Once the potatoes are tender and the cheese on top is fully melted, turn the slow cooker to warm and let the casserole sit for about 10–15 minutes. This short rest helps the sauce thicken slightly and the layers set up so you can scoop neat portions instead of everything sliding apart.
Garnish with chopped parsley or green onions for a fresh contrast to the rich, cheesy sauce. Serve the Slow Cooker Cheesy Ham and Scalloped Potato Casserole straight from the crock, making sure each serving includes plenty of potatoes, ham, and cheesy sauce from top to bottom.
Tips And Tricks
Thin, even potato slices are key to getting that classic scalloped texture and making sure everything cooks through at the same time. A mandoline makes this fast and consistent; if slicing by hand, take your time and aim for uniform thickness so you don’t have some slices still firm while others have turned to mush.
Ham brings a lot of salt to the party, especially if you’re using leftover spiral ham or a seasoned ham steak, so go easy on the added salt in the sauce at first. It’s better to under‑season slightly and then add a pinch of salt at the end after tasting than to end up with an overly salty casserole.
Freshly shredded cheese melts more smoothly than pre‑shredded blends, which are often coated with anti‑caking starches. Using a mix of sharp cheddar for flavor and a milder melting cheese like Monterey Jack or mozzarella gives you both a good cheesy punch and great melt.
For a slightly thicker, more “au gratin” style sauce, you can reduce the broth slightly or use more cream versus milk so the sauce clings more to the potatoes. If it ever looks a bit thin toward the end of cooking, removing the lid for the last 20–30 minutes can help some excess moisture evaporate and concentrate the flavors.
Try to resist stirring during cooking, even if you’re tempted to peek; disturbing the layers too much can break up the potatoes and turn the casserole into something closer to mashed potatoes. Instead, rely on layering, plenty of sauce, and enough cook time to ensure the potatoes in the center get as creamy and tender as the ones on the edges.
Leftovers store well in the fridge and reheat nicely in the microwave or oven. Reheat covered with a small splash of milk or cream if the casserole seems thick from chilling; the sauce will loosen slightly and become creamy again as it warms.
Variations
Use hash brown potatoes instead of fresh sliced potatoes for an even easier, more “casserole‑style” version: just mix diced ham, frozen hash browns, cream soup, sour cream, and cheese, then cook until tender and top with more cheese at the end. The texture will be softer and closer to a cheesy hash brown bake than classic scalloped slices, but it’s very hands‑off and still hits the same flavor notes.

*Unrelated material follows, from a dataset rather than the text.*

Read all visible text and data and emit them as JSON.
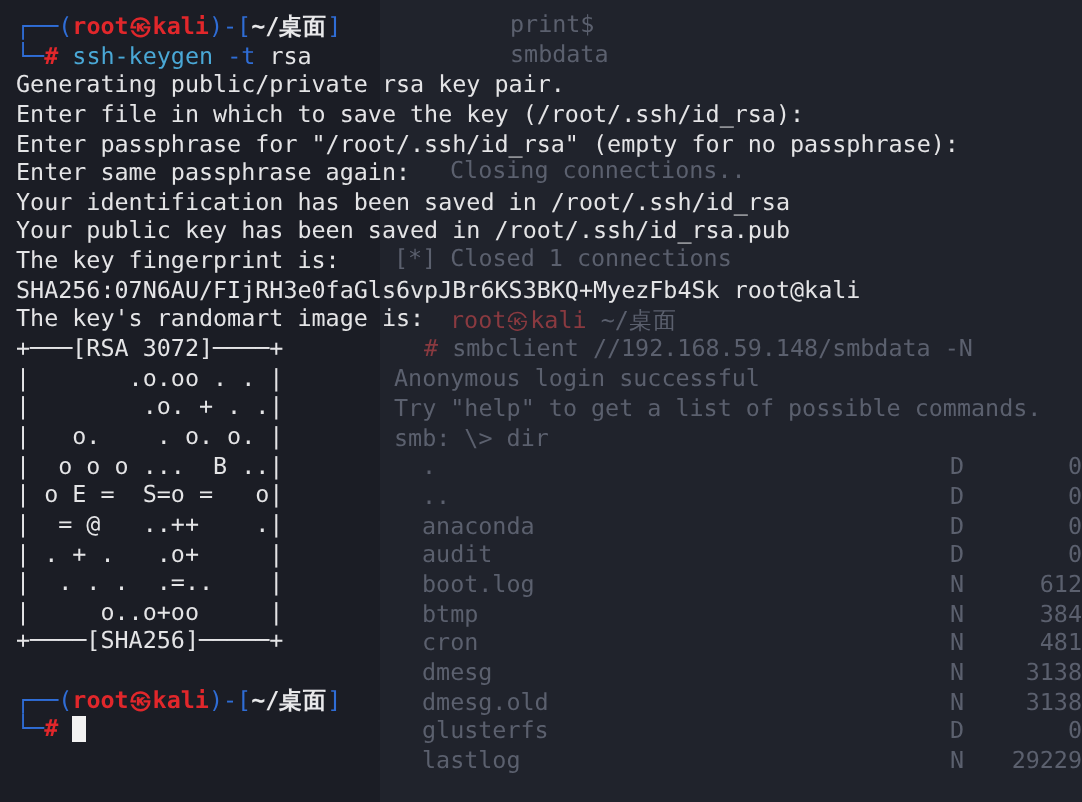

If you prefer a from‑scratch sauce, you can skip the canned soup and make a quick stovetop white sauce with butter, flour, milk or cream, and seasonings, then pour that over the potato and ham layers instead. This gives you more control over richness and sodium while still working perfectly in the slow cooker.
To add extra flavor and color, stir in or layer in sweet corn, peas, or even diced bell peppers along with the ham and cheese. Corn and ham are especially good together and turn the dish into even more of a one‑bowl meal.
Change up the cheese profile by adding some Gruyère, Swiss, or smoked gouda alongside the cheddar for a more complex, bistro‑style flavor. You can also finish with a light sprinkle of Parmesan over the top cheese layer for a slightly nutty, browned crust.
For a holiday or brunch twist, top the casserole with a buttery stuffing mix, breadcrumbs, or crushed crackers in the last hour of cooking so it forms a crunchy layer over the creamy potatoes and ham. This adds texture contrast and makes the dish feel even more like a full entrée rather than just a side.